As we grew up, we went down to the creek less and less. The simple mysteries of our childhood were explained and understood one by one. I had the dream less and less, I began to forget about the springhouse, and it became an insignificant shadow that I easily pushed out of my mind. Didi moved away after college and our relationship became distant, but still warm. Our fondness was all the greater because of the distance. We had shared so many stories in our lives. They became myth in our memories so that we could never truly separate ourselves from each other.
Didi died suddenly, a car accident, a drunk, a wet road… the facts washed over me in a flood. The voice on the telephone became squeaky and thin as I suddenly found myself staring into the void under the springhouse again. It was a waking dream. As the phone slipped out of my fingers, I felt like I was falling into that gulf, as if the last twenty years had changed nothing. I opened my mouth to cry out, but all I heard was the clatter of the phone striking the floor. The meaning dripped out of my life. The maturity I had so carefully crafted seemed like a cracked shell around a rotten egg. I started having the dream again. It was the same dream, but its impact was doubled. Her wit and courage had not protected her, and I had neither of those.

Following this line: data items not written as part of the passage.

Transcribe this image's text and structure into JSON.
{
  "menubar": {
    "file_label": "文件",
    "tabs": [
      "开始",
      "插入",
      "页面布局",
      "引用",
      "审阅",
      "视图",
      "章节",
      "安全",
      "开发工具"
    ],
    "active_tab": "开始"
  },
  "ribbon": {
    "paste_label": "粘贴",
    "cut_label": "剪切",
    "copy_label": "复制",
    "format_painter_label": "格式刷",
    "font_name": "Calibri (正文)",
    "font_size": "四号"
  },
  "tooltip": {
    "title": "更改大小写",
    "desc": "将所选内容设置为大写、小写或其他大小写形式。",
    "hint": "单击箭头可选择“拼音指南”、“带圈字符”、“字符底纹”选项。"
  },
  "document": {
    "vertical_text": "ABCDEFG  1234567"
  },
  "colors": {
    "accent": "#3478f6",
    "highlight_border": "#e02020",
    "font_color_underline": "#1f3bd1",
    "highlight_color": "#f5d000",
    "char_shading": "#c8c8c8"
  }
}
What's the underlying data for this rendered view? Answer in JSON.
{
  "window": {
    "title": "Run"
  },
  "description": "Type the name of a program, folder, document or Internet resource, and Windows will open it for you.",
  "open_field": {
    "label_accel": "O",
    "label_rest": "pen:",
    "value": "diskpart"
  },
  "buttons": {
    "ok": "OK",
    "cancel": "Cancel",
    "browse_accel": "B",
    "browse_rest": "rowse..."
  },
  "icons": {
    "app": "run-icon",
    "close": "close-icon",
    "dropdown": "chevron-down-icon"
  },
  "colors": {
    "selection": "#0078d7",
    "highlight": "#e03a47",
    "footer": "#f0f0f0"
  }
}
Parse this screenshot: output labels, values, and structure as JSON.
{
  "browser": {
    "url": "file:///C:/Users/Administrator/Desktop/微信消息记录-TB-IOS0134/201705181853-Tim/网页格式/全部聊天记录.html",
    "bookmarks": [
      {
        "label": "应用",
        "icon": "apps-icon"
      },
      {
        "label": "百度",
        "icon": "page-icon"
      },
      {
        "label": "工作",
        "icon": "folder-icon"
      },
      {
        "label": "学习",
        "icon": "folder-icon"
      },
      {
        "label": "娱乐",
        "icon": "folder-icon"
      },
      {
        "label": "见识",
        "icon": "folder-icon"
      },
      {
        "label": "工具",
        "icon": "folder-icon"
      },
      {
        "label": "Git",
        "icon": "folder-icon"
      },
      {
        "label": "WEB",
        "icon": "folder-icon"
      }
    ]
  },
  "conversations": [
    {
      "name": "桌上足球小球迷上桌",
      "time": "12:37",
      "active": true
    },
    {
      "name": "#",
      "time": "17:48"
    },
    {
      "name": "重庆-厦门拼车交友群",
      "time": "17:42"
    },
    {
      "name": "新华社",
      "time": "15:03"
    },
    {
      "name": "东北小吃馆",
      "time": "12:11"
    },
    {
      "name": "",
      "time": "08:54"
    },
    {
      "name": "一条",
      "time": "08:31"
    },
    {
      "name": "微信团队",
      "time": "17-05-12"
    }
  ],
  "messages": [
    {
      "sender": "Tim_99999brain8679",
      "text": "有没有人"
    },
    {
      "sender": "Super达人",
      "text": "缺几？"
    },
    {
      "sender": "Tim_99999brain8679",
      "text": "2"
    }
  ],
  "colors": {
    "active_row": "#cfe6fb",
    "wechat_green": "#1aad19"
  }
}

Eventually, after I had lost more than I thought I had, I went back to the old house by the creek. It was still abandoned and decaying. The roof had collapsed, the door was propped against the frame. It was so much like the house in my dream that it rooted me in place. It towered over me until I realized that I was shuffling towards the broken door. A strange mania overcame me, I laughed and bounded up the front steps. I only paused for an instant as I reached for the knob. As the door fell away, I saw nothing but a dark void inside the house. Fear gripped me again, and I stopped laughing. I turned to run away, but caught my foot on the threshold. I reached for the door frame as I fell backwards, but it just splintered in my grasp. I fell through the rotted floor and landed in a heap in a pool of water.
I can’t say how long I lay there. Night had fallen outside, some wisps of moonlight crept through the hole in the floor above me. As I limped to the root cellar steps, the dim light glinted on something by my feet. I reached down and brushed the dirt away from a small gold necklace. I cupped it in my hands and realized that it was Didi’s. On the back was a picture of the two of us. I passed my finger over her smiling face and a wave of energy coursed through me. I felt her infectious laugh propel me up the steps and away from the creek. Now, my feet moved at my accord. I strode away from the springhouse, only looking back when I reached the road. When I looked at the house, the menace had faded, replaced by the dull ache of healing. Somehow, I knew that the old dream would not trouble me anymore.